7 Research Workflows
7.1 Treat projects as repeatable containers
Every project should feel familiar when you open it. That means using a consistent layout and a small set of conventions.
A useful project structure might separate:
data-raw/data/notebooks/src/results/docs/references/
The exact names matter less than the distinctions.
When a project is also meant to be pulled by others from GitHub, this consistency becomes even more valuable. The book can teach one lab shape, and each portable environment can reinforce it.
7.2 Write down the operating context
Each project benefits from a short README that answers:
- what question is this project addressing
- where did the data come from
- what are the important scripts or notebooks
- what environment is required
- what outputs matter
- what is incomplete or risky
This small habit dramatically improves handoff and re-entry.
For distributed lab environments, the README should also answer one extra question: what is the fastest path to a first successful run?
7.3 Separate exploration from production
Exploration is where you try ideas quickly. Production is where you stabilize what worked. Problems start when these blur together.

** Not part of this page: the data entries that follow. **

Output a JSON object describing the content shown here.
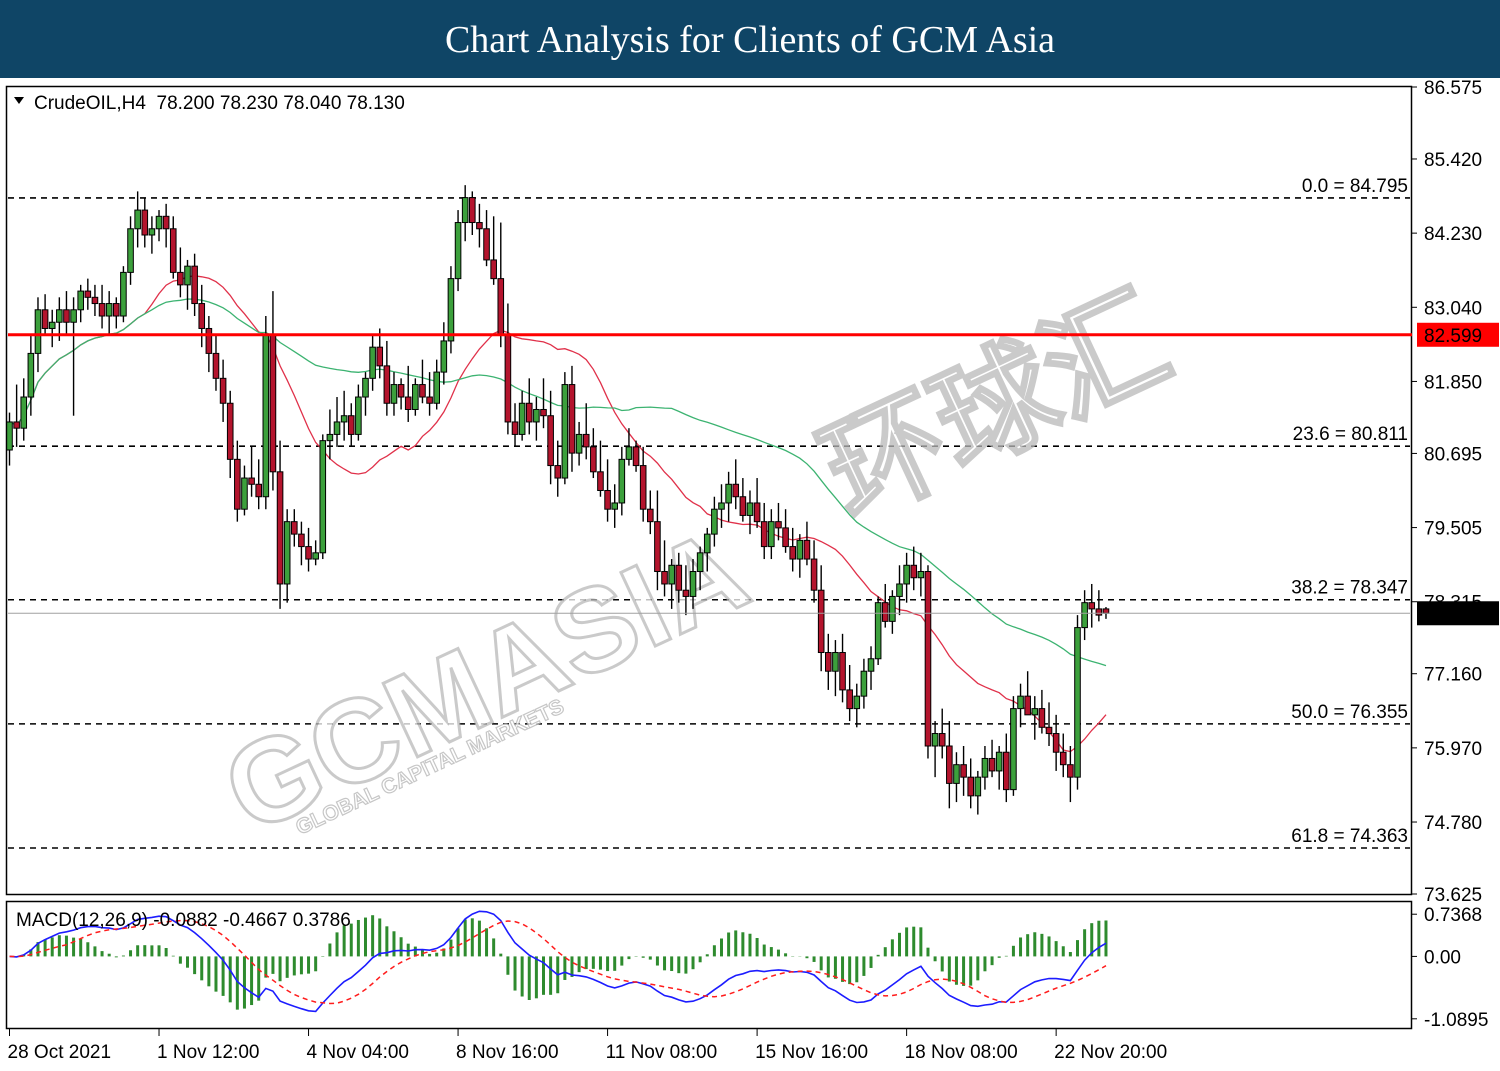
{
  "banner": {
    "title": "Chart Analysis for Clients of GCM Asia",
    "color": "#0f4566"
  },
  "watermark": {
    "brand": "GCMASIA",
    "tagline": "GLOBAL CAPITAL MARKETS",
    "chinese": "环球汇"
  },
  "chart_data": [
    {
      "type": "candlestick",
      "symbol_line": "CrudeOIL,H4  78.200 78.230 78.040 78.130",
      "ylim": [
        73.625,
        86.575
      ],
      "y_ticks": [
        "86.575",
        "85.420",
        "84.230",
        "83.040",
        "81.850",
        "80.695",
        "79.505",
        "78.315",
        "77.160",
        "75.970",
        "74.780",
        "73.625"
      ],
      "x_labels": [
        "28 Oct 2021",
        "1 Nov 12:00",
        "4 Nov 04:00",
        "8 Nov 16:00",
        "11 Nov 08:00",
        "15 Nov 16:00",
        "18 Nov 08:00",
        "22 Nov 20:00"
      ],
      "x_label_bars": [
        0,
        21,
        42,
        63,
        84,
        105,
        126,
        147
      ],
      "current_price": "78.130",
      "resistance": {
        "value": 82.599,
        "label": "82.599",
        "color": "#ff0000"
      },
      "fib_levels": [
        {
          "label": "0.0 = 84.795",
          "value": 84.795
        },
        {
          "label": "23.6 = 80.811",
          "value": 80.811
        },
        {
          "label": "38.2 = 78.347",
          "value": 78.347
        },
        {
          "label": "50.0 = 76.355",
          "value": 76.355
        },
        {
          "label": "61.8 = 74.363",
          "value": 74.363
        }
      ],
      "colors": {
        "bull": "#3ca03c",
        "bear": "#b4142d",
        "ma_fast": "#e0314a",
        "ma_slow": "#3cb371"
      },
      "ohlc": [
        [
          80.75,
          81.35,
          80.5,
          81.2
        ],
        [
          81.2,
          81.8,
          80.8,
          81.1
        ],
        [
          81.1,
          81.9,
          80.9,
          81.6
        ],
        [
          81.6,
          82.6,
          81.3,
          82.3
        ],
        [
          82.3,
          83.2,
          82.0,
          83.0
        ],
        [
          83.0,
          83.25,
          82.6,
          82.7
        ],
        [
          82.7,
          83.0,
          82.4,
          82.8
        ],
        [
          82.8,
          83.2,
          82.5,
          83.0
        ],
        [
          83.0,
          83.3,
          82.6,
          82.8
        ],
        [
          82.8,
          83.2,
          81.3,
          83.0
        ],
        [
          83.0,
          83.4,
          82.8,
          83.3
        ],
        [
          83.3,
          83.5,
          83.0,
          83.2
        ],
        [
          83.2,
          83.4,
          82.9,
          83.1
        ],
        [
          83.1,
          83.4,
          82.7,
          82.9
        ],
        [
          82.9,
          83.3,
          82.6,
          83.1
        ],
        [
          83.1,
          83.2,
          82.7,
          82.9
        ],
        [
          82.9,
          83.7,
          82.8,
          83.6
        ],
        [
          83.6,
          84.5,
          83.4,
          84.3
        ],
        [
          84.3,
          84.9,
          84.0,
          84.6
        ],
        [
          84.6,
          84.8,
          84.0,
          84.2
        ],
        [
          84.2,
          84.5,
          83.9,
          84.3
        ],
        [
          84.3,
          84.6,
          84.1,
          84.5
        ],
        [
          84.5,
          84.7,
          84.0,
          84.3
        ],
        [
          84.3,
          84.5,
          83.5,
          83.6
        ],
        [
          83.6,
          84.0,
          83.2,
          83.4
        ],
        [
          83.4,
          83.8,
          83.0,
          83.7
        ],
        [
          83.7,
          83.9,
          82.9,
          83.1
        ],
        [
          83.1,
          83.4,
          82.4,
          82.7
        ],
        [
          82.7,
          82.9,
          82.0,
          82.3
        ],
        [
          82.3,
          82.6,
          81.7,
          81.9
        ],
        [
          81.9,
          82.2,
          81.2,
          81.5
        ],
        [
          81.5,
          81.7,
          80.3,
          80.6
        ],
        [
          80.6,
          80.9,
          79.6,
          79.8
        ],
        [
          79.8,
          80.5,
          79.7,
          80.3
        ],
        [
          80.3,
          80.8,
          80.0,
          80.2
        ],
        [
          80.2,
          80.6,
          79.8,
          80.0
        ],
        [
          80.0,
          82.9,
          79.8,
          82.6
        ],
        [
          82.6,
          83.3,
          80.1,
          80.4
        ],
        [
          80.4,
          80.9,
          78.2,
          78.6
        ],
        [
          78.6,
          79.8,
          78.3,
          79.6
        ],
        [
          79.6,
          79.8,
          79.2,
          79.4
        ],
        [
          79.4,
          79.6,
          78.9,
          79.2
        ],
        [
          79.2,
          79.5,
          78.8,
          79.0
        ],
        [
          79.0,
          79.3,
          78.9,
          79.1
        ],
        [
          79.1,
          81.0,
          79.0,
          80.9
        ],
        [
          80.9,
          81.4,
          80.6,
          81.0
        ],
        [
          81.0,
          81.6,
          80.8,
          81.2
        ],
        [
          81.2,
          81.7,
          80.9,
          81.3
        ],
        [
          81.3,
          81.5,
          80.8,
          81.0
        ],
        [
          81.0,
          81.8,
          80.9,
          81.6
        ],
        [
          81.6,
          82.0,
          81.3,
          81.9
        ],
        [
          81.9,
          82.6,
          81.7,
          82.4
        ],
        [
          82.4,
          82.7,
          81.9,
          82.1
        ],
        [
          82.1,
          82.5,
          81.3,
          81.5
        ],
        [
          81.5,
          82.0,
          81.3,
          81.8
        ],
        [
          81.8,
          81.9,
          81.4,
          81.6
        ],
        [
          81.6,
          82.1,
          81.2,
          81.4
        ],
        [
          81.4,
          81.9,
          81.3,
          81.8
        ],
        [
          81.8,
          82.2,
          81.5,
          81.6
        ],
        [
          81.6,
          82.0,
          81.3,
          81.5
        ],
        [
          81.5,
          82.2,
          81.4,
          82.0
        ],
        [
          82.0,
          82.8,
          81.8,
          82.5
        ],
        [
          82.5,
          83.7,
          82.3,
          83.5
        ],
        [
          83.5,
          84.6,
          83.3,
          84.4
        ],
        [
          84.4,
          85.0,
          84.1,
          84.8
        ],
        [
          84.8,
          84.9,
          84.2,
          84.4
        ],
        [
          84.4,
          84.7,
          84.0,
          84.3
        ],
        [
          84.3,
          84.6,
          83.7,
          83.8
        ],
        [
          83.8,
          84.5,
          83.4,
          83.5
        ],
        [
          83.5,
          84.4,
          82.4,
          82.6
        ],
        [
          82.6,
          83.1,
          81.0,
          81.2
        ],
        [
          81.2,
          81.5,
          80.8,
          81.0
        ],
        [
          81.0,
          81.7,
          80.9,
          81.5
        ],
        [
          81.5,
          81.9,
          81.0,
          81.2
        ],
        [
          81.2,
          81.6,
          80.9,
          81.4
        ],
        [
          81.4,
          81.9,
          81.1,
          81.3
        ],
        [
          81.3,
          81.7,
          80.2,
          80.5
        ],
        [
          80.5,
          80.9,
          80.0,
          80.3
        ],
        [
          80.3,
          82.0,
          80.2,
          81.8
        ],
        [
          81.8,
          82.1,
          80.4,
          80.7
        ],
        [
          80.7,
          81.2,
          80.5,
          81.0
        ],
        [
          81.0,
          81.5,
          80.6,
          80.8
        ],
        [
          80.8,
          81.1,
          80.3,
          80.4
        ],
        [
          80.4,
          80.9,
          80.0,
          80.1
        ],
        [
          80.1,
          80.6,
          79.6,
          79.8
        ],
        [
          79.8,
          80.2,
          79.5,
          79.9
        ],
        [
          79.9,
          80.8,
          79.7,
          80.6
        ],
        [
          80.6,
          81.1,
          80.5,
          80.8
        ],
        [
          80.8,
          80.9,
          80.4,
          80.5
        ],
        [
          80.5,
          80.8,
          79.6,
          79.8
        ],
        [
          79.8,
          80.1,
          79.4,
          79.6
        ],
        [
          79.6,
          80.1,
          78.5,
          78.8
        ],
        [
          78.8,
          79.3,
          78.4,
          78.6
        ],
        [
          78.6,
          79.0,
          78.2,
          78.9
        ],
        [
          78.9,
          79.1,
          78.3,
          78.5
        ],
        [
          78.5,
          78.9,
          78.1,
          78.4
        ],
        [
          78.4,
          79.0,
          78.2,
          78.8
        ],
        [
          78.8,
          79.2,
          78.5,
          79.1
        ],
        [
          79.1,
          79.5,
          78.8,
          79.4
        ],
        [
          79.4,
          80.0,
          79.2,
          79.8
        ],
        [
          79.8,
          80.2,
          79.5,
          79.9
        ],
        [
          79.9,
          80.4,
          79.6,
          80.2
        ],
        [
          80.2,
          80.6,
          79.8,
          80.0
        ],
        [
          80.0,
          80.3,
          79.6,
          79.7
        ],
        [
          79.7,
          80.1,
          79.4,
          79.9
        ],
        [
          79.9,
          80.3,
          79.5,
          79.6
        ],
        [
          79.6,
          79.9,
          79.0,
          79.2
        ],
        [
          79.2,
          79.8,
          79.0,
          79.6
        ],
        [
          79.6,
          79.9,
          79.3,
          79.5
        ],
        [
          79.5,
          79.8,
          79.1,
          79.2
        ],
        [
          79.2,
          79.5,
          78.8,
          79.0
        ],
        [
          79.0,
          79.4,
          78.7,
          79.3
        ],
        [
          79.3,
          79.6,
          78.9,
          79.0
        ],
        [
          79.0,
          79.3,
          78.3,
          78.5
        ],
        [
          78.5,
          78.9,
          77.2,
          77.5
        ],
        [
          77.5,
          77.8,
          76.9,
          77.2
        ],
        [
          77.2,
          77.7,
          76.8,
          77.5
        ],
        [
          77.5,
          77.8,
          76.7,
          76.9
        ],
        [
          76.9,
          77.3,
          76.4,
          76.6
        ],
        [
          76.6,
          77.0,
          76.3,
          76.8
        ],
        [
          76.8,
          77.4,
          76.6,
          77.2
        ],
        [
          77.2,
          77.6,
          76.9,
          77.4
        ],
        [
          77.4,
          78.4,
          77.3,
          78.3
        ],
        [
          78.3,
          78.6,
          77.9,
          78.0
        ],
        [
          78.0,
          78.5,
          77.8,
          78.4
        ],
        [
          78.4,
          78.9,
          78.1,
          78.6
        ],
        [
          78.6,
          79.1,
          78.3,
          78.9
        ],
        [
          78.9,
          79.2,
          78.5,
          78.7
        ],
        [
          78.7,
          79.1,
          78.4,
          78.8
        ],
        [
          78.8,
          78.9,
          75.8,
          76.0
        ],
        [
          76.0,
          76.4,
          75.5,
          76.2
        ],
        [
          76.2,
          76.6,
          75.8,
          76.0
        ],
        [
          76.0,
          76.4,
          75.0,
          75.4
        ],
        [
          75.4,
          75.9,
          75.1,
          75.7
        ],
        [
          75.7,
          76.0,
          75.2,
          75.5
        ],
        [
          75.5,
          75.8,
          75.0,
          75.2
        ],
        [
          75.2,
          75.6,
          74.9,
          75.5
        ],
        [
          75.5,
          76.0,
          75.3,
          75.8
        ],
        [
          75.8,
          76.1,
          75.5,
          75.6
        ],
        [
          75.6,
          76.0,
          75.3,
          75.9
        ],
        [
          75.9,
          76.2,
          75.1,
          75.3
        ],
        [
          75.3,
          76.8,
          75.2,
          76.6
        ],
        [
          76.6,
          77.0,
          76.3,
          76.8
        ],
        [
          76.8,
          77.2,
          76.5,
          76.5
        ],
        [
          76.5,
          76.8,
          76.1,
          76.6
        ],
        [
          76.6,
          76.9,
          76.2,
          76.3
        ],
        [
          76.3,
          76.7,
          76.0,
          76.2
        ],
        [
          76.2,
          76.5,
          75.6,
          75.9
        ],
        [
          75.9,
          76.2,
          75.5,
          75.7
        ],
        [
          75.7,
          76.0,
          75.1,
          75.5
        ],
        [
          75.5,
          78.1,
          75.3,
          77.9
        ],
        [
          77.9,
          78.5,
          77.7,
          78.3
        ],
        [
          78.3,
          78.6,
          77.9,
          78.2
        ],
        [
          78.2,
          78.5,
          78.0,
          78.1
        ],
        [
          78.2,
          78.23,
          78.04,
          78.13
        ]
      ],
      "ma_fast_label": "",
      "ma_slow_label": ""
    },
    {
      "type": "macd",
      "label": "MACD(12,26,9) -0.0882 -0.4667 0.3786",
      "ylim": [
        -1.25,
        0.95
      ],
      "y_ticks": [
        "0.7368",
        "0.00",
        "-1.0895"
      ],
      "y_tick_values": [
        0.7368,
        0.0,
        -1.0895
      ],
      "colors": {
        "macd": "#1c1cff",
        "signal": "#ff1c1c",
        "hist": "#2e8b2e"
      },
      "hist": [
        0.3786
      ]
    }
  ]
}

Healthy projects often have:
- exploratory notebooks or scratch scripts
- cleaned scripts or pipelines
- explicit output directories
- versioned reports or manuscripts
Let notebooks be exploratory, but promote durable logic into scripts, packages, or documented workflows.
7.4 Record provenance
For every important result, you should be able to answer:
- which data produced it
- which code produced it
- which parameters mattered
- when it was generated
- where the result was saved
Perfect provenance may be unrealistic, but partial provenance is much better than none.
7.5 Design a proof of concept, not a monument
The first portable lab for a domain such as computational geography should be intentionally small. It should prove that:
- the environment installs or starts cleanly
- the open data can be accessed or fetched
- the analysis completes
- the expected outputs are easy to compare
Once that proof exists, the lab can grow safely.